I have moved up to a comanche which makes the bumps bumpier…in a 1958 airplane would anybody have a “rule of thumb” as to when a guy should slow down to Va?
If it is rough enough to make you think about it, slow down.
Hoping not to be too precise but Mt Mitchell is not the highest peak east of the Rockies. Still in Colorado but east of the Rockies is a peak at 7020‘ off the BRK VOR 074°/15nm. The reason for pointing this out is over the last 30 years a couple light aircraft have experienced CFIT during night flight in this area, probably not realizing the high elevation in eastern Colorado.
Dick, there is always a lesson to be learned from your articles, and this article is no exception. I’m never disappointed in them
After almost 40 years of Alaska mountain flying, I thought I had pretty much seen it all. That is, until I had to deliver a Cessna 180 north through the Owens Valley of California from Burbank to South Lake Tahoe. I had been warned of a Mountain Wave, but paid scant attention to the warning. Until I passed Mt. Whitney, the highest point in the continental US, that is!
My wife, troubled with a head cold, was paying for the more than 2,500 FPM up and down plunges. Her ears wouldn’t clear with the sudden changes in air pressure. Slowed to maneuvering speed, the nearly empty Cessna was creaking and groaning its way along the route to. The fuselage was being torqued to the point that the passenger door was popping open every several minutes. Not the least of my concerns was my wife’s occasional screams. Not a very good day . . .
Having just arrived at this “conversation”…

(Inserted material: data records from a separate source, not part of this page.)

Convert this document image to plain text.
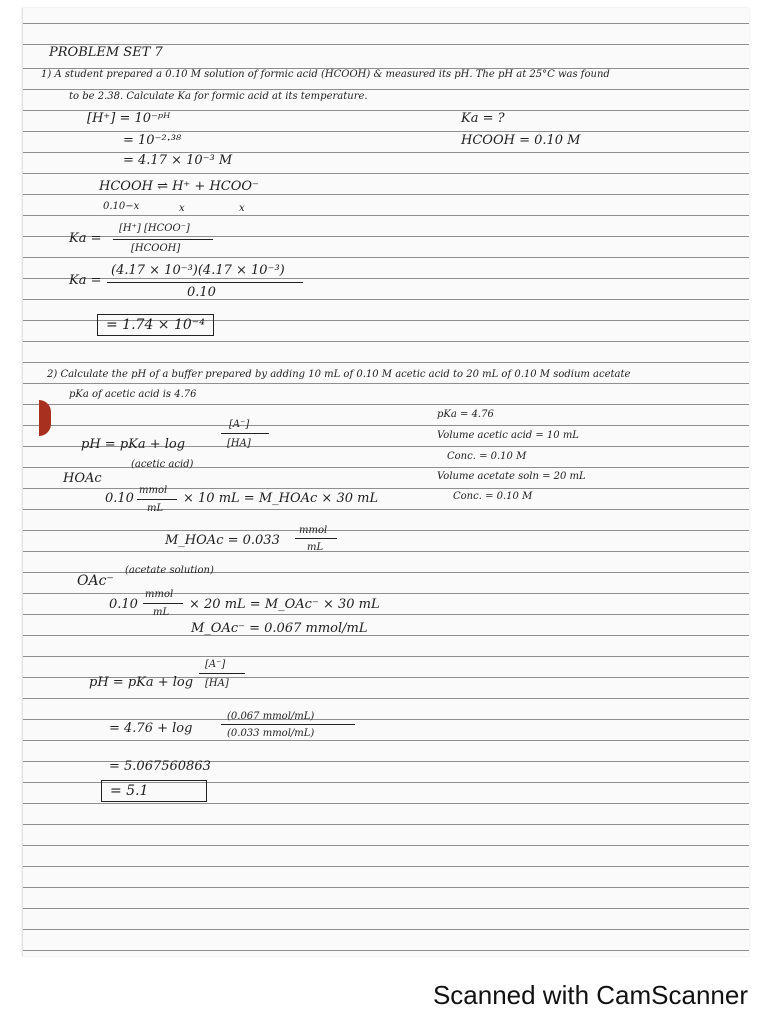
PROBLEM SET 7
1) A student prepared a 0.10 M solution of formic acid (HCOOH) & measured its pH. The pH at 25°C was found
to be 2.38. Calculate Ka for formic acid at its temperature.
Ka = ?
HCOOH = 0.10 M
[H⁺] = 10⁻ᵖᴴ
= 10⁻²·³⁸
= 4.17 × 10⁻³ M
HCOOH ⇌ H⁺ + HCOO⁻
0.10−x	x	x
Ka =
[H⁺] [HCOO⁻]
[HCOOH]
Ka =
(4.17 × 10⁻³)(4.17 × 10⁻³)
0.10
= 1.74 × 10⁻⁴
2) Calculate the pH of a buffer prepared by adding 10 mL of 0.10 M acetic acid to 20 mL of 0.10 M sodium acetate
pKa of acetic acid is 4.76
pH = pKa + log
[A⁻]
[HA]
pKa = 4.76
Volume acetic acid = 10 mL
Conc. = 0.10 M
Volume acetate soln = 20 mL
Conc. = 0.10 M
HOAc
(acetic acid)
0.10
mmol
mL
× 10 mL = M_HOAc × 30 mL
M_HOAc = 0.033
mmol
mL
OAc⁻
(acetate solution)
0.10
mmol
mL
× 20 mL = M_OAc⁻ × 30 mL
M_OAc⁻ = 0.067 mmol/mL
pH = pKa + log
[A⁻]
[HA]
= 4.76 + log
(0.067 mmol/mL)
(0.033 mmol/mL)
= 5.067560863
= 5.1
Scanned with CamScanner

The sky and weather – unceasing courses of fascination and amazement to me! Mort Mason’s (and just about any high-time pilot with extensive XC experience, e.g. Richard Collins) lifetime of GA-/weather-based flight experience likely exceeds 99% of the pilot population. And yet Mort’s ‘paid scant attention to the wave warning’ Owens Valley wave adventure would likely elicit a knowing smile from many, if not most, wave-experienced glider pilots. Our (typically) lower-than-many-GA-based-airplanes’ wing-loading tends to foster an intimate familiarity with air-frames’ reactions to turbulence (convective and shearing). Many of us *like* to go soaring in wave conditions! Mother Nature rocks and rules!!!
I had an odd introduction to turbulence in large airplanes; I hadn’t flown on an airliner until I was 25 (a long time ago!), but I had started to learn to fly small planes when I was 18 (an aborted attempt I resumed successfully at age 40), and flew in a lot of bumpy stuff (my home airport had surrounding hills and huge paved areas, on hot days it was nasty.)
My first instructor told me what I told others if I took them up on a potentially unsmoot day: it’s not really that bumpy! Stuff isn’t flying all over the cockpit! It’s just that you cannot *see in advance* when a bump is coming. In a car, you can see those railroad tracks, and you know it will be unpleasant if you hit them at speed, but you are prepared, and it’s nothing! And we’ll hit no bumps worse than railroad tracks.
When I finally did get to fly in an airliner, the turbulence was so “bad” that they couldn’t feed us; to me, it felt no worse than a bus ride over bad roads.
I did finally hit some real bumps coming through the Appalachia foothills while over the Ohio river; my E6-B hit the ceiling of my Cessna, and I don’t know where my stomach ended up!